Secondo quanto emerso dalle indagini, l’azienda oggetto di sequestro sarebbe stata impiegata dai fratelli Zagaria quale “schermo” per consentire alla loro famiglia di “reimpossessarsi”, in maniera occulta e fraudolenta, dell’azienda bufalina di proprietà della madre Raffaela Fontana, da tempo affidata alla gestione di un amministratore giudiziario in quanto già colpita da diverse misure giudiziarie.

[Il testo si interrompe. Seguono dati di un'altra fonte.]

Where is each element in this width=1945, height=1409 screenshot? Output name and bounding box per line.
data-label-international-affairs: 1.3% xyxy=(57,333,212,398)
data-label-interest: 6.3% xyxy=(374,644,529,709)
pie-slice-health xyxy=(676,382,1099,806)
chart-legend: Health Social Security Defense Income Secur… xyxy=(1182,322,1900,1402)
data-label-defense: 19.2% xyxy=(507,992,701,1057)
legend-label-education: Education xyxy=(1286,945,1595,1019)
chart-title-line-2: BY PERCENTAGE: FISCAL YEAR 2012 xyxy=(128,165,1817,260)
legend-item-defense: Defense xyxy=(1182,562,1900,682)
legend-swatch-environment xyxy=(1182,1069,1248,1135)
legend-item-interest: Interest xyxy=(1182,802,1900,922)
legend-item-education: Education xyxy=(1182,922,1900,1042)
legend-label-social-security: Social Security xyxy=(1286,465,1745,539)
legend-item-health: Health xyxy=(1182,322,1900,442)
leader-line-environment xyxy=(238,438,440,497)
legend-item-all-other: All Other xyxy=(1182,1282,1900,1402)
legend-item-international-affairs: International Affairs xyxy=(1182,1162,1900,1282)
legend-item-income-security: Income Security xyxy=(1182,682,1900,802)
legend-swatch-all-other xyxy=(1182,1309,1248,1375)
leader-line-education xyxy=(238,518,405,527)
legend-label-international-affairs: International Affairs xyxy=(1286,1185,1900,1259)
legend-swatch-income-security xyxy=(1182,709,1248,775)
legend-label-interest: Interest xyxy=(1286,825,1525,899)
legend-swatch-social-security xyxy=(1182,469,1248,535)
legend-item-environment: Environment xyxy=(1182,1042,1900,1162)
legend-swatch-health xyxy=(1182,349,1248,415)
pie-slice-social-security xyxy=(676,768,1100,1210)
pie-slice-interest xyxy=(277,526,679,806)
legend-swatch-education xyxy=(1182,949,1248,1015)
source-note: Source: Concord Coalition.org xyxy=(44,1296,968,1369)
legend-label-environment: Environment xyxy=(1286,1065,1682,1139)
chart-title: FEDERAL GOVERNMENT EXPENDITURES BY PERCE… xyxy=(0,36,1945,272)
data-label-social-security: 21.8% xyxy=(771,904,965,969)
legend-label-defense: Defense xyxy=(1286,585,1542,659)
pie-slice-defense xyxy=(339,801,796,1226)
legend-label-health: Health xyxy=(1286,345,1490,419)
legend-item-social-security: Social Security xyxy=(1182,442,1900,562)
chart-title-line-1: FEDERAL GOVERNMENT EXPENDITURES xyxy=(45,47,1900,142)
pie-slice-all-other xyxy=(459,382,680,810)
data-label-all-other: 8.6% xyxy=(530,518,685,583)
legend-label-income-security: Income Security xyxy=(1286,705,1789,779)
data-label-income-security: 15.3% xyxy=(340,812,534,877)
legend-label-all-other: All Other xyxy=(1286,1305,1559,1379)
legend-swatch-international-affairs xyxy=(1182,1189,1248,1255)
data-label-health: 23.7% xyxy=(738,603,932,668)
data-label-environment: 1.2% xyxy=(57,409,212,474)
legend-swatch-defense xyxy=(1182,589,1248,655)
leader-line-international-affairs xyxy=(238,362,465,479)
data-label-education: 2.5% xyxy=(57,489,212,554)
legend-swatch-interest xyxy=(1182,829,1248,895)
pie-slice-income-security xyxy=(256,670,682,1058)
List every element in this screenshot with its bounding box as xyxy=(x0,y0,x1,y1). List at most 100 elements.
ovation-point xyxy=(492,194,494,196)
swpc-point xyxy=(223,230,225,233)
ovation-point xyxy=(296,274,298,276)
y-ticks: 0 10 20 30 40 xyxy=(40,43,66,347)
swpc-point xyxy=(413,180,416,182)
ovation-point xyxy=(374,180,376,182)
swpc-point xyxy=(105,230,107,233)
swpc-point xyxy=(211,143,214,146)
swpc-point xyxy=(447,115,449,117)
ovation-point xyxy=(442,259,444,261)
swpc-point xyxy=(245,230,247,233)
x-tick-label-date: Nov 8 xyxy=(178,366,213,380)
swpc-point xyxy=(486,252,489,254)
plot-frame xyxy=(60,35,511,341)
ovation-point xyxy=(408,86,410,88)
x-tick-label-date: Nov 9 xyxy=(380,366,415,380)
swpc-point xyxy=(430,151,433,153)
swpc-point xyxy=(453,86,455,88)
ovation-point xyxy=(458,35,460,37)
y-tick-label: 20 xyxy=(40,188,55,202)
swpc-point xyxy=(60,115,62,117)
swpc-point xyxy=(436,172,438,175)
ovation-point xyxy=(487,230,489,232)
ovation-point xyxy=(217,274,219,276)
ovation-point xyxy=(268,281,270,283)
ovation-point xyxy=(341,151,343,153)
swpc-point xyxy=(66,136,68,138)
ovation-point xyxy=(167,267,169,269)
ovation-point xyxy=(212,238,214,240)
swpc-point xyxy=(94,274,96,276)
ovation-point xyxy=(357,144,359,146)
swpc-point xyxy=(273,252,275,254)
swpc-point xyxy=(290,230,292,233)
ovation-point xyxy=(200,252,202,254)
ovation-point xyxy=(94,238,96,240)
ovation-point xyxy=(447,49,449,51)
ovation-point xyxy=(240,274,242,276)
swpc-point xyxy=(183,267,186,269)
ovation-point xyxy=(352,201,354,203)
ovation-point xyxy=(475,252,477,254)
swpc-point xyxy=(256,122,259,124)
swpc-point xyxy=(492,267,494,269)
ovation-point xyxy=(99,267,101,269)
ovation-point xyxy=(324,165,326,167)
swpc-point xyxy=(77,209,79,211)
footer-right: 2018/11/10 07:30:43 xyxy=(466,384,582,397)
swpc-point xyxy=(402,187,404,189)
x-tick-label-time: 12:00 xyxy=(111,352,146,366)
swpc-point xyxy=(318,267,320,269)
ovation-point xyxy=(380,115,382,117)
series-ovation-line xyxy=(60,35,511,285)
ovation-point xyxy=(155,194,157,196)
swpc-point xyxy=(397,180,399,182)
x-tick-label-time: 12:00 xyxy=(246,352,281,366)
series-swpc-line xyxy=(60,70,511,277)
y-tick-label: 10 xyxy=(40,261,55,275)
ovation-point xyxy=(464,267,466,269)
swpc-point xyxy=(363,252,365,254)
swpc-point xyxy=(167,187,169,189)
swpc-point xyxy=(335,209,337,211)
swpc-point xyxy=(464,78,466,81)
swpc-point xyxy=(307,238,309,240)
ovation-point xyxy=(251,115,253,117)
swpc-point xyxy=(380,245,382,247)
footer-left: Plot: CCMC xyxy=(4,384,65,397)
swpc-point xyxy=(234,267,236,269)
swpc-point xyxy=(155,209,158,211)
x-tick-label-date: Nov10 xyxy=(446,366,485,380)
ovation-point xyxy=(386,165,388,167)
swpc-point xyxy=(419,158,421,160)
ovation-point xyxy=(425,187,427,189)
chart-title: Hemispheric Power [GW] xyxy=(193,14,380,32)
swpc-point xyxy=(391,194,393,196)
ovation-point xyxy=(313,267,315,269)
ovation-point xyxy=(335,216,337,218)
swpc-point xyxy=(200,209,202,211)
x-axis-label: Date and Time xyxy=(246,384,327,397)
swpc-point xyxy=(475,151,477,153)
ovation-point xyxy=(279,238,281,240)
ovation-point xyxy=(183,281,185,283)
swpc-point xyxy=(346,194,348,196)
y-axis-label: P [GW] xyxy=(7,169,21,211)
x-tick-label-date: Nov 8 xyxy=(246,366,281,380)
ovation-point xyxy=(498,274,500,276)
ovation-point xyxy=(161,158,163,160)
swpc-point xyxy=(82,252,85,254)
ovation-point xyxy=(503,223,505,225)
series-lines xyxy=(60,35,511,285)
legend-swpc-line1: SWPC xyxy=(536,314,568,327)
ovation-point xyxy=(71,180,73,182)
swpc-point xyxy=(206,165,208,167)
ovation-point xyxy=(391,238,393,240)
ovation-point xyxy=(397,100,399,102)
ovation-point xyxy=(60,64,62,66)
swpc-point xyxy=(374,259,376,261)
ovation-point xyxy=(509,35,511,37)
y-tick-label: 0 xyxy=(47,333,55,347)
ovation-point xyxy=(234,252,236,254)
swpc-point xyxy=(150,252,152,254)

L’azienda sottoposta a sequestro, composta da diversi immobili e manufatti attrezzature agricole e per la mungitura nonché circa 350 capi di bestiame, ha un valore stimato intorno ai 2 milioni di euro.
In particolare, dopo aver sostanzialmente esautorato dalle proprie funzioni l’amministratore giudiziario della ditta “FONTANA RAFFAELA”, a partire dal 2006 i fratelli Carmine e Antonio hanno, di fatto, operato una vera e propria co-gestione tra le citate aziende e quella intestata alla madre attraverso: la coincidenza della sede legale e operativa e il conseguente utilizzo promiscuo di gran parte dei locali, degli impianti e degli animali già presenti all’interno dell’azienda sottoposta ad amministrazione giudiziaria.
La commistione, anche sotto il profilo contabile, dei rapporti commerciali con l’unico fornitore (una società operante nel settore dei mangimi) e l’unico cliente (una società di produzione casearia) che risultavano comuni alle aziende contemporaneamente presenti nello stesso luogo di esercizio dell’attività; l’ampio ricorso all’interno di tali rapporti ad operazioni di sovra e sotto fatturazione in acquisto e/o in vendita, così da consentire la creazione di liquidità occulta che veniva sistematicamente sottratta dalle casse aziendali per essere messa a disposizione della famiglia Zagaria.
Il piano predisposto dal boss, quindi, ha consentito di neutralizzare per anni gli effetti delle misure cautelari reali e ablative gravanti sulla ditta Fontana Raffaela per poi, addirittura, rientrare nella piena disponibilità della quasi totalità dei beni aziendali confiscati alla ditta stessa, mediante un acquisto all’asta a prezzo stracciato (solo 100.000 euro) per subentrare nell’attività.